Однако, куда девать эти два часа? Придумала: обойду весь Сан-Лоренцо, медленно-медленно, и буду с твердостью вспоминать все, что слышала от Аннины, да и от других – от этой лукавой Джиованны… Прелукавая девушка, однако, смышленая, и кое-что знает. Только такие безнравственные понятия! Непременно хочет сначала замуж. Нет, уж где расчет – там нет любви. А нет любви – значит, безнравственно. Да и не понимаю, зачем?
Иду, иду, прилежно думаю, соображаю, вспоминаю… Святой Панкраций!

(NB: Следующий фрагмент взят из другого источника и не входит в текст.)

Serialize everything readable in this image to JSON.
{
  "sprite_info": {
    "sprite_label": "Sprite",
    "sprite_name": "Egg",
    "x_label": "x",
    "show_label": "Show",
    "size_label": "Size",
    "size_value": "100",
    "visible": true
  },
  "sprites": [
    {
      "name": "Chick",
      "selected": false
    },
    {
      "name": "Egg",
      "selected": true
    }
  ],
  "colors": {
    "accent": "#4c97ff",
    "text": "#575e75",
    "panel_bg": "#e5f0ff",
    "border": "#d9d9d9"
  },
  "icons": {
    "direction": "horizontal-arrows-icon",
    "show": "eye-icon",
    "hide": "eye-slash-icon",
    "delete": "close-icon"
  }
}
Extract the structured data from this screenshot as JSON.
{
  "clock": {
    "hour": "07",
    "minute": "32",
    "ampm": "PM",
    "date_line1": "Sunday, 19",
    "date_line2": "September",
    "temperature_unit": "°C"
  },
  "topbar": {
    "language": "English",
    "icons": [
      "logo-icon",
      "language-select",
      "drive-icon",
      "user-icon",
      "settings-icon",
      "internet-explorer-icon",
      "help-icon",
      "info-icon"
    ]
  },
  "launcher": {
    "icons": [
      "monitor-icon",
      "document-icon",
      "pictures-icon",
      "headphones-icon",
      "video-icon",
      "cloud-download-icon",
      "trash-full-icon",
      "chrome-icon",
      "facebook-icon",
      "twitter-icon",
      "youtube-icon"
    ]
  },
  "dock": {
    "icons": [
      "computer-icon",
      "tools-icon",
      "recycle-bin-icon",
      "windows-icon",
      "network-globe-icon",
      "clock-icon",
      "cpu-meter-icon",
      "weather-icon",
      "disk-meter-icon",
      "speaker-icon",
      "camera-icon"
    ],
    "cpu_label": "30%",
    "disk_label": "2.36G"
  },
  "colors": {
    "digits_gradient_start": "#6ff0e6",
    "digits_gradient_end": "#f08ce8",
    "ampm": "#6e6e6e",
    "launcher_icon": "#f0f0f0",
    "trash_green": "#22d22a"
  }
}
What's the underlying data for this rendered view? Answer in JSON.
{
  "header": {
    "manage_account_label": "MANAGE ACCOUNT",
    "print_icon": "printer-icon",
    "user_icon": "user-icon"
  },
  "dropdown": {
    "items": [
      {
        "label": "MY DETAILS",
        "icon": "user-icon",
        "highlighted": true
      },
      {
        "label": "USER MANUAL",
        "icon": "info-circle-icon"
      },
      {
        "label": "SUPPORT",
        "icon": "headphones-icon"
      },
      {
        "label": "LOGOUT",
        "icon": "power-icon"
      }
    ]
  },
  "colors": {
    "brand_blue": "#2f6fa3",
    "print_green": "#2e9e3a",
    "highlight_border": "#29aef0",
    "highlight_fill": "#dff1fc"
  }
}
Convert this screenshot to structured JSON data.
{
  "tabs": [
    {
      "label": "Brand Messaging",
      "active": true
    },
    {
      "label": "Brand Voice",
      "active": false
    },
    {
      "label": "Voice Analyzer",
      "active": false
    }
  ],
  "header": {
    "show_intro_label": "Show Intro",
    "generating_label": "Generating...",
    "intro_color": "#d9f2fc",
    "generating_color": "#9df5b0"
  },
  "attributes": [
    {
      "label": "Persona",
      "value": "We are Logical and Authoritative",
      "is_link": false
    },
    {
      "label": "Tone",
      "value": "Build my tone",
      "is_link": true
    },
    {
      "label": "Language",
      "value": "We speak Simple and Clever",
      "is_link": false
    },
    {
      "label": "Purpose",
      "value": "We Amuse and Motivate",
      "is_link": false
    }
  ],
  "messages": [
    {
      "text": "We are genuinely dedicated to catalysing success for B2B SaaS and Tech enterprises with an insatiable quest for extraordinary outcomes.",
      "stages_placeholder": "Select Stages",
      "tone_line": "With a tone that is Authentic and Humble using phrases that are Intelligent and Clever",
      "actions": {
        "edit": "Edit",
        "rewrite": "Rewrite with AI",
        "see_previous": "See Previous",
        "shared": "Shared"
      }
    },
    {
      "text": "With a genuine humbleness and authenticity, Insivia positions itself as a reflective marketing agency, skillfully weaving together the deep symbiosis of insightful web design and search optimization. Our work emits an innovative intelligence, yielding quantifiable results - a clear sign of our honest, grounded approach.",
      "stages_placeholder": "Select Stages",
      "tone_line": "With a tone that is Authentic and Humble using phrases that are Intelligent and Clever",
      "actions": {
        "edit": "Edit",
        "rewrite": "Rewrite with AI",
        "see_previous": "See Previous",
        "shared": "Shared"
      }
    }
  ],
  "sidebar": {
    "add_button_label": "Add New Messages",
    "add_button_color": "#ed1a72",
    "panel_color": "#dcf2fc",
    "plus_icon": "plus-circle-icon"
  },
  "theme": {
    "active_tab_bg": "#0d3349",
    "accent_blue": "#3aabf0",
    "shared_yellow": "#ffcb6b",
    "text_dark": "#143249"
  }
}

Добежала, схватила билет. Вот и поезд. Дверцы еще открыты. На платформе уж огни, и в вагонах огни. Народу мало. Его – нет. Что же мне делать? Что же это такое? Я чуть не разревелась. Села бы, где стояла, и заревела. Да вдруг будто толкнуло меня – гляжу, стоит в дверях купе и прямо на меня смотрит. Бегу, юбка путается, вагон первого класса, а у меня билет второго. Однако, мне уж все равно. Только что я подбежала – он билеты кондуктору дает, и смотрю – два билета. Едва я стала соображать, что же это такое, значит – не один едет – но сообразить еще не успела, как он меня за руку и втянул в вагон. Тут же дверца захлопнулась, кричат «pronti» [11] – я стою, как дура, и только одно успела заметить – свет сверху слабый – что никого в купе кроме нас нет. Стою – и все мысли из головы сразу вылетели.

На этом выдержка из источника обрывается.